THEY were the golden couple who acquired all the trappings of the Celtic Tiger era - and now they've been declared bankrupt in the UK.
But it may not be all that simple for Brian and Mary O'Donnell - solicitor and doctor.
A High Court judge here has indicated he is not all that happy with their decision to get bankruptcy in London.
The banks too are not enamoured with the pair who are taking advantage of Britain's less onerous bankruptcy laws.
So another day in the Four Courts looms for the enigmatic and publicity shy O'Donnells (there's no known photo of Mrs O'Donnell).
Their bedroom, at 600 square feet, is the size of many city apartments. But unlike those apartments, Brian and Mary Patricia O'Donnell's bedroom has a balcony with clear views across Killiney Bay.
The opulent home also comes with an outdoor pool, a tennis court, a sauna, snooker room and pool room.
But Gorse Hill, on Vico Road, Killiney, is just one property in the vast portfolio in which the O'Donnells were understood to have a share.
They also had interests, a court was previously told , in a property on Pennsylvania Avenue, Washington DC (where you'll find the White House): one of Dublin's grandest city addresses, Merrion Square; several different properties in Canary Wharf, London; and various other properties in France and Sweden.
Now they're being asked asked to explain what a bank says are some "alarming discrepancies" between statements of affairs they previously made about their interests.

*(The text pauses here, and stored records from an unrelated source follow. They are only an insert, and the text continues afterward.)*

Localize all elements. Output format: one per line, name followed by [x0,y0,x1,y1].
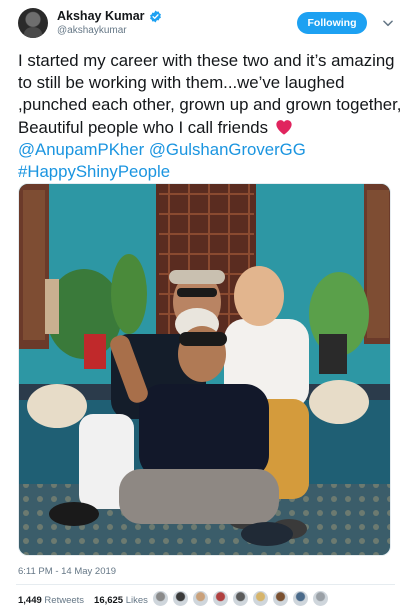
likes-stat[interactable]: 16,625 Likes [94,595,148,606]
author-names: Akshay Kumar @akshaykumar [57,9,162,36]
liker-avatar[interactable] [292,590,309,607]
likes-label: Likes [125,595,148,606]
likes-count: 16,625 [94,595,124,606]
liker-avatar[interactable] [212,590,229,607]
retweets-stat[interactable]: 1,449 Retweets [18,595,84,606]
mention-link[interactable]: @AnupamPKher [18,140,144,159]
liker-avatar[interactable] [152,590,169,607]
red-heart-icon [276,119,292,135]
liker-avatars [152,590,329,607]
mention-link[interactable]: @GulshanGroverGG [149,140,306,159]
tweet-text: I started my career with these two and i… [18,50,402,183]
handle[interactable]: @akshaykumar [57,25,162,36]
liker-avatar[interactable] [192,590,209,607]
tweet-header: Akshay Kumar @akshaykumar Following [16,6,399,42]
liker-avatar[interactable] [312,590,329,607]
avatar[interactable] [18,8,48,38]
tweet-photo[interactable] [18,183,391,556]
display-name-row: Akshay Kumar [57,9,162,23]
liker-avatar[interactable] [272,590,289,607]
hashtag-link[interactable]: #HappyShinyPeople [18,162,170,181]
tweet-timestamp[interactable]: 6:11 PM - 14 May 2019 [18,566,116,577]
chevron-down-icon[interactable] [381,16,395,30]
liker-avatar[interactable] [252,590,269,607]
retweets-count: 1,449 [18,595,42,606]
tweet-body: I started my career with these two and i… [18,51,402,137]
tweet-stats: 1,449 Retweets 16,625 Likes [18,595,148,606]
display-name[interactable]: Akshay Kumar [57,9,145,23]
photo-illustration [19,184,390,555]
divider [16,584,395,585]
verified-badge-icon [149,10,161,22]
following-button[interactable]: Following [297,12,367,34]
liker-avatar[interactable] [232,590,249,607]
liker-avatar[interactable] [172,590,189,607]
retweets-label: Retweets [44,595,85,606]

The couple -- he's a lawyer and she's a doctor -- and who owe €75m over property investments, were declared bankrupt in London this week.
The bankruptcy move came just as a bank sought to have them questioned in the Dublin High Court over discrepancies in statements about their assets.
The O'Donnells owe the €75m for loans and guarantees on loans obtained from Bank of Ireland (BoI) for investments and refinancing of other loans.
The bank is entitled to seek possession of their luxury family home at Gorse Hill, said to be worth between €6m and €7m, over failure to make repayments.
Judge Peter Kelly heard this week the couple had claimed in the bankruptcy proceedings in London their main centre of business interest was the UK.
They had agreed in March last year in the High Court that they would make payments totalling €28.5m by November. But they didn't.
When the payments were not made, the bank re-entered proceedings and in December, the judge granted the bank a summary judgment order against the couple, and against three companies owned or controlled by them, for around €71.5m which is now more than €75m.
Now the bank has been given permission to cross-examine the couple on April 17 about statements of affairs that they have made as part of its (bank's) efforts to identify assets which could be used to pay off their debt.
It came after the court heard from the bank that there were "alarming" discrepancies between a statement they made last March (2011) and one they made just last month.
Last year, they claimed part or full ownership of a significant international property portfolio in a statement of net worth, banker Des Hanrahansaid in an affidavit.
This included a property at Pennsylvania Avenue, Washington sold on March 18 last year for $155m.
They also claimed ownerships, ranging from 50 to 100pc, of buildings Courcheval in France; Merrion Square, Fitzwilliam Lane and Merchant's Arch in Dublin; and one in Stockholm, Sweden, which had been bought for €285m and which they said they owned 51pc of.
Mr Hanrahan said the first property to give rise to questions from the bank was the sale of the Sanctuary Building which took place on July 27 last but which the couple failed to engage over through an accountant nominated by the the bank.
Then the bank tried to find out about the $155m sale of the Pennsylvania Avenue property but was told by a firm of London solicitors representing the couple that the sale "realised a very large capital loss," Mr Hanrahan said.
The couple refused to answer questions asked of them about the benefits they received from that sale, he said.
Ordering the couple to come before the court, the judge said he was not impressed with the way theO'Donnells had deal with the matter.